Report: Burma Plans to Wipe Out Christianity
A leaked secret document claims to reveal plans by the Burmese military regime to wipe out Christianity in the southeast Asian country.
The document, titled Program to Destroy the Christian Religion in Burma, was shown to the U.K.-based Telegraph newspaper on Sunday by human rights groups.
Inside the memo were detailed instructions on how to force Christians out of the country, according to Telegraph.
Instructions included imprisoning any person caught evangelizing, capitalizing on the fact that Christianity is a non-violent religion.
The Christian religion is very gentle, read the letter, according to Telegraph, Identify and utilize its weakness.
Burma, also known as Myanmar, has a Christian population of about four percent, according to the CIA World Factbook. Persecution against Christians have come in the form of church burnings, forced conversion to the state religion of Buddhism, and banning children of Christians from school.

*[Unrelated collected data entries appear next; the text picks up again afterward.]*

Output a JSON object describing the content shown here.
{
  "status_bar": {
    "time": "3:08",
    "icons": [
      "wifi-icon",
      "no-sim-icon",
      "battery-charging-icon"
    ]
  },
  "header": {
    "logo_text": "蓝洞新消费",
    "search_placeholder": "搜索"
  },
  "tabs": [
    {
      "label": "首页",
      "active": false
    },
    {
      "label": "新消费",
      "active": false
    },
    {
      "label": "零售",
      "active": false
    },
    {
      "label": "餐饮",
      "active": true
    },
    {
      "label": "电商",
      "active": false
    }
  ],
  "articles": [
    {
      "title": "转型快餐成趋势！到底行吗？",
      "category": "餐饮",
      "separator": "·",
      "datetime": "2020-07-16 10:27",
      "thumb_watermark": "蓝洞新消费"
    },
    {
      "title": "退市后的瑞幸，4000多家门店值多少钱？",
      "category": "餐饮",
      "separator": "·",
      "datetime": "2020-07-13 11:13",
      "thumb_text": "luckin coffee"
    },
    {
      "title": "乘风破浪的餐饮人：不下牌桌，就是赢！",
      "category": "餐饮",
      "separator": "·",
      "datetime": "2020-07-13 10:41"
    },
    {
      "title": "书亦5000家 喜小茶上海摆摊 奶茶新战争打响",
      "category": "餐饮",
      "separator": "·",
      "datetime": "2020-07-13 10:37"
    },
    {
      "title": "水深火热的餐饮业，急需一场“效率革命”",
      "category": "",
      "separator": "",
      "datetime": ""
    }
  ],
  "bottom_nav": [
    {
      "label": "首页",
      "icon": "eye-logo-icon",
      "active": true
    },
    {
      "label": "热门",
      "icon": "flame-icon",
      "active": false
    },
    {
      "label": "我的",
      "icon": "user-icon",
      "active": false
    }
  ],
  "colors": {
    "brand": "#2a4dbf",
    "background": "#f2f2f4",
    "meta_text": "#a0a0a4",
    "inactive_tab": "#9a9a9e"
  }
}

Attacks against Christians are part of the governments larger campaign against ethnic minorities, according to human rights groups. In eastern Burma, over 3,000 villages have been destroyed or abandoned in the past 10 years, according to the human rights group WITNESS. In the past year, an estimated 27,000 members of the predominantly Christian Karen tribe were forced from their homes in eastern Burma, according to Telegraph.
The Burmese regime has denied drafting the document, but has made no public attempt to renounce its contents, reported the U.K. newspaper.
Burma expelled most of its Christian mission back in 1966 and the repressive military regime continues to this day to control religious activities in the country.